7 Alleged Ivory Poachers Arrested in Irrawaddy Division
By Salai Thant Zin 7 October 2014
PATHEIN, Irrawaddy Division — Seven suspected members of an elephant poaching ring were detained by military officers in Irrawaddy Division on Sunday, police said.
A military column in Ngaputaw Township apprehended the men after they were discovered with four ivory tusks and about 1,500 pounds (680 kilograms) of elephant hide. The suspects have since been handed over to regional police.
“Seven elephant poachers have been handed over to us by the military column. We are still investigating the case,” Irrawaddy Division Police Col. Aung Naing Thu told The Irrawaddy.
Light Infantry Battalion No. 38, led by deputy commander Maj. Nay Tun Hlaing, arrested the seven in Baw Gyo Valley, near Kwin Bt in Nga Yoke Kaung sub-township. Troops confiscated two cross-bows, 19 arrows, 36 small ball bearings and other hunting paraphernalia as well as the illicit animal parts.

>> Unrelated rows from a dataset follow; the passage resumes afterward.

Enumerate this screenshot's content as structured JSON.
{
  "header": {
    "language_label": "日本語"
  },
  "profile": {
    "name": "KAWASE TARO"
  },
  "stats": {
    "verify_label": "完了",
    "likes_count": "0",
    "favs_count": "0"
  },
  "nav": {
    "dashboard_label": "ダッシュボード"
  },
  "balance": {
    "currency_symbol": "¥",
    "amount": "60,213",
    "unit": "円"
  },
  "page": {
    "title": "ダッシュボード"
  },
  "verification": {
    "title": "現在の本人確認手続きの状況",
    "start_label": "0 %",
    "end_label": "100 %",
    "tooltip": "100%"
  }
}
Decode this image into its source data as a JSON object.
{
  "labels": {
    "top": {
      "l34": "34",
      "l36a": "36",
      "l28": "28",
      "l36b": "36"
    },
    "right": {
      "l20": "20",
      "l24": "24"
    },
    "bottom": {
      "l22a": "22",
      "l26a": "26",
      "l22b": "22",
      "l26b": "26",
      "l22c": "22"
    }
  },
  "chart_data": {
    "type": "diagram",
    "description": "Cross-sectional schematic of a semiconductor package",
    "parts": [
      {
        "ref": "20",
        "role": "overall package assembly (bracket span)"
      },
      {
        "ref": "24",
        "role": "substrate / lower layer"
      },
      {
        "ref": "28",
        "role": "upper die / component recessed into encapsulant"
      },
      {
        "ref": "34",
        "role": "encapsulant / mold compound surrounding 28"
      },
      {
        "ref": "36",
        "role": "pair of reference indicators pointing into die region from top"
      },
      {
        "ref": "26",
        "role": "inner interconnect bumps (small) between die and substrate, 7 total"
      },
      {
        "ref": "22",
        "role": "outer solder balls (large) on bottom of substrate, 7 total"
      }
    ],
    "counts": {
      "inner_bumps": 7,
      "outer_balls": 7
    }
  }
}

The group was captured in a hut where they were said to have been cutting tusks and curing the hide after killing a male wild elephant with a handmade rifle, according to police who were briefed by the military battalion. Troops told police that they believe more handmade firearms are hidden in nearby forests.
The suspects will be charged at the Nga Yoke Kaung police station as police continue to search for other accomplices. Police said that a special task force led by the Ngaputaw Township Police has been formed to identify and apprehend any other suspects in the alleged poaching ring.
“We will find out who their accomplices are; those who carry, distribute, sell and buy ivory and elephant hide,” said Deputy Police Col. Aung Naing Moe of the Irrawaddy Division Police. “We also plan to find out exactly how many elephants have been killed. There have been earlier reports of poaching, so we will determine if they are connected.”
Reports of elephant poaching in the central region began to surface in August 2012. Thus far, wild elephants in three of Irrawaddy Division’s forest reserves—Sin Ma, Myit Ta Yar and Sin Hmone—have fallen victim to poachers.
At least five cases have come under investigation by regional police in 2012-13 alone, though only one has resulted in arrest. Police in Taung Ka Lay apprehended six poachers over one such case, while all others remain unresolved.
A local lawmaker told The Irrawaddy that targeting organized crime is crucial to stemming the problem.
“I would like to see the investigation focus on poaching gangs,” said Aye Kyi, a member of Irrawaddy Division’s regional parliament. Aye Kyi explained that organized poaching rings commonly come in from other areas and pay off local villagers for directions. Those villagers, he said, are often arrested by local authorities, though they were only part of larger criminal schemes originating elsewhere.
“I don’t want locals to get into trouble for something they didn’t do,” said Aye Kyi.
Ivory is typically sold by viss, a Bumese weight measurement equal to about 3.6 pounds (1.6 kilograms). A mature tusk tends to weigh between 10-15 viss, which can bring in up to 100 million kyats (US$101,000). Most Burmese ivory is sold on the black market to neighboring China or Thailand.
The seven suspects, still in custody as the investigation continues, are: Myo Aung, San Shae and San Myint from Nga Yoke Kaung; and Khin Maung Zaw, Naing Gyi, Khin Maung Win and Than Hlaing from Nga Thaing Chaung in Yekyi Township.